Schon als Kind drückte sie ihre Gefühle am Klavier aus. Sie spürte bereits früh, dass es ihr Instrument ist. Ihre Hände schienen wie gemacht, um auf den schwarzen und weißen Tasten zu zaubern.
Lust der Entdeckung: Das Wunderkind
Das Klavier und die dreijährige
Martha Argerich gehen eine Beziehung ein. Das Verhältnis ist spielerisch, experimentell und von Neugierde getrieben. Martha lernt schnell. Ihre Auffassungsgabe ist enorm. Ihr Geschick lässt nichts zu wünschen übrig. Beinahe blind findet sie sich auf den Tasten zurecht und probiert vieles aus. Was klingt schön? Was klingt weniger schön? Was gefällt mir? Was spiele ich nicht so gerne? Es ist die Lust der Entdeckung, der Zauber des Anfangs, den sie sich durch ihre ganze Laufbahn hindurch bewahren wird.
Kaum jemand ahnt damals, wie furios die junge Argentinierin durchstarten wird. Dass sie zu einer der größten Pianistinnen des 20. Jahrhunderts werden könnte, ist nicht vorauszusehen. Ihre Ausnahmebegabung zeigt sich indes früh. Bereits als Siebenjährige debütiert sie. Es ist in Buenos Aires.

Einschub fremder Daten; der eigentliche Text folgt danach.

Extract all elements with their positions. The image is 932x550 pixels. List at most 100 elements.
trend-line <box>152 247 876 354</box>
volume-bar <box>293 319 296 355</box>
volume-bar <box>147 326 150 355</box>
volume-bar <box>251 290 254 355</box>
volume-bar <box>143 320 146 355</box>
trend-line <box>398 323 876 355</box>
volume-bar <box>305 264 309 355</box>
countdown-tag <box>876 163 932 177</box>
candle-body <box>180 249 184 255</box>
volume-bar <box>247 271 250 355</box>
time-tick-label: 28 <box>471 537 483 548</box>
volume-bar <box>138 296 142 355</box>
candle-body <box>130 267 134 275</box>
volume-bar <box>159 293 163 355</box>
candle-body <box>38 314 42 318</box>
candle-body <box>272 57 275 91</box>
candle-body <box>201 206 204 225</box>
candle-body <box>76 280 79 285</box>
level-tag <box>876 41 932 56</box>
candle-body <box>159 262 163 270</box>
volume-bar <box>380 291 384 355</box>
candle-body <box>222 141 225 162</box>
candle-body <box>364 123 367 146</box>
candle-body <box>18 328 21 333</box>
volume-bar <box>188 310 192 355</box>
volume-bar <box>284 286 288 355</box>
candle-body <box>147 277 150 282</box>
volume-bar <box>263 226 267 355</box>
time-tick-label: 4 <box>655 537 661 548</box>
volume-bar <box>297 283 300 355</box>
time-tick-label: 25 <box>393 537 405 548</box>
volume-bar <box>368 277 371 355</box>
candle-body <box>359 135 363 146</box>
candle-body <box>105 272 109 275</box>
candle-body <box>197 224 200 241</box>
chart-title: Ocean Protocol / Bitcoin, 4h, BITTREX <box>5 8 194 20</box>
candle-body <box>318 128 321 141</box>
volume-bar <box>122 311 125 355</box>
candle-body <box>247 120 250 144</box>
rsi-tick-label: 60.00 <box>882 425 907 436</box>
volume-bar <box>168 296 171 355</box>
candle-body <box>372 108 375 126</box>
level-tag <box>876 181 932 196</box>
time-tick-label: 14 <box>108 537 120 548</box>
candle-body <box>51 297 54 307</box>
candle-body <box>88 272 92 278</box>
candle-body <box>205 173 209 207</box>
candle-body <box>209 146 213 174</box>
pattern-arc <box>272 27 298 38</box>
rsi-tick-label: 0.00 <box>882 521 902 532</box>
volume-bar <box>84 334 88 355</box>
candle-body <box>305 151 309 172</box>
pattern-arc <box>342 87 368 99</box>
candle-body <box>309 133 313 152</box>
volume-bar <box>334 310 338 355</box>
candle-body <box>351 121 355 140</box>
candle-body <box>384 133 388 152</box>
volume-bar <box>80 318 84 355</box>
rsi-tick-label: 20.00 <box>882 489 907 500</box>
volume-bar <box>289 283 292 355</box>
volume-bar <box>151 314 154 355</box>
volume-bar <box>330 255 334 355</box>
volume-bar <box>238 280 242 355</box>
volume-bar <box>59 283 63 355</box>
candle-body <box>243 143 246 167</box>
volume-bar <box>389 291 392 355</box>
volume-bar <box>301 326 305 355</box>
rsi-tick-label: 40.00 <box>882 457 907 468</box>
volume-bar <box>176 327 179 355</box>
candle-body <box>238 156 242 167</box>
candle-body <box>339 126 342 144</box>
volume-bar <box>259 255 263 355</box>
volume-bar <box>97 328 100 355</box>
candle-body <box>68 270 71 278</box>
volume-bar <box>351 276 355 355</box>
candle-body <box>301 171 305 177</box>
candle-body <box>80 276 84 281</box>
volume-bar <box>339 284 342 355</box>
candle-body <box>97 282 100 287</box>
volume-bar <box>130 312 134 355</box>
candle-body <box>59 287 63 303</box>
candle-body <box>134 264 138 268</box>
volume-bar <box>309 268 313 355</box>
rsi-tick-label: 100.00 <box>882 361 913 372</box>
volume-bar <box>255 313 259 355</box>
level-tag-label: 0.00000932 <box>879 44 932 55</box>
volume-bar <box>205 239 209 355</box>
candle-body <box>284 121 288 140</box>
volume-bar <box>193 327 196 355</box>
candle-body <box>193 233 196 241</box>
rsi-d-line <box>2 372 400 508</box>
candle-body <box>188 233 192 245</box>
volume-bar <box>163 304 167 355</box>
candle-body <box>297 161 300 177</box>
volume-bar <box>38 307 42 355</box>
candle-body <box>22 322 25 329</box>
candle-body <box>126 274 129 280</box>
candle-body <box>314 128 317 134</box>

Wir schreiben das Jahr 1949, und Martha gibt mit dem O
rquesta Sinfónica de Radio El Mjundo unter der Leitung von
Alberto Castellanos Beethovens erstes Klavierkonzert.
Steile Karriere: Weltruhm
Als Dreijährige hatte sie unter Anleitung des argentinisch-italienischen Pianisten Vicente Scaramuzza mit dem Klavierspiel begonnen, und nach nur wenigen Jahren beherrscht sie bereits Beethovens erstes Klavierkonzert, ein nicht eben einfaches Werk der romantischen Literatur. Spätestens jetzt ist klar: In dem Mädchen schlummert eine Meisterpianistin, die nach Entfaltung drängt. Die Bedingungen sind gut. Martha wird gefördert. Als die Familie in den 1950er Jahren nach Europa kommt, kann sie ihre musikalische Leidenschaft vertiefen.
Sie studiert bei
Friedrich Gulda in Wien, der sie an die poetischen Stimmungen des Klaviers heranführt. Im Jahre 1957 gewinnt sie den Ersten Preis beim Internationalen Klavierwettbewerb
Ferruccio Busoni in Bozen. Mit Anfang 20 gerät sie in eine schwere Lebenskrise. Jahrelang zieht sie sich aus dem Konzertbetrieb zurück. Doch dann folgt der große Triumph: 1965 gewinnt sie den Ersten Preis beim
Internationalen Chopin-Wettbewerb von Warschau. Über Nacht ist die junge Frau, die jetzt Mitte 20 ist, weltberühmt.
Reiche Ernte: Meisteraufnahmen und Jubiläumseditionen
Ihr Siegeszug durch die Konzerthallen und Tonstudios ist nicht aufzuhalten. Ihre Konzerte geraten zu frenetisch gefeierten Auftritten, und mit ihren professionellen Aufnahmen romantischer und frühmoderner Klavierliteratur setzt sie Maßstäbe eigenwilliger Interpretationskunst. Martha Argerich wird nie eine Nachahmerin sein. Sie geht ihren eigenen Weg, und dass der oft qualvoll ist, weiß die große Pianistin nur zu gut. Doch ihre Leidensfähigkeit ist auch ein künstlerischer Trumpf.
Argerichs Tiefsinn bürgt für ihr hochemotionales Spiels, das jetzt in etlichen Jubiläumseditionen ausgiebig bewundert werden kann. Einen hervorragenden Überblick über ihr vielseitiges Schaffen bietet: “
Martha Argerich: The Complete Recordings on Deutsche Grammophon”. Die limitierte Edition versammelt alle Aufnahmen, die Martha Argerich für das Gelblabel und Philips getätigt hat, darunter auch jüngere Einspielungen mit
Daniel Barenboim und
Claudio Abbado.
Eine weitere wunderbare Geburtstagsgabe ist: “Martha Argerich – Early Recordings”. Wer die junge Pianistin leidenschaftlich wild Mozart, Beethoven, Prokofieff und Ravel spielen hören möchte, der greife auf diese Edition zurück. Von poetischer Hitze zeugen schließlich auch ihre bahnbrechenden Chopin-Interpretationen, die jetzt in einer mustergültigen Jubiläumsedition vorliegen: “Martha Argerich – The Complete Chopin-Recordings on Deutsche Grammophon”.
“Argerich bedeutet Feuer”, so das britische Musikmagazin Gramophone. Dem ist nichts hinzuzufügen.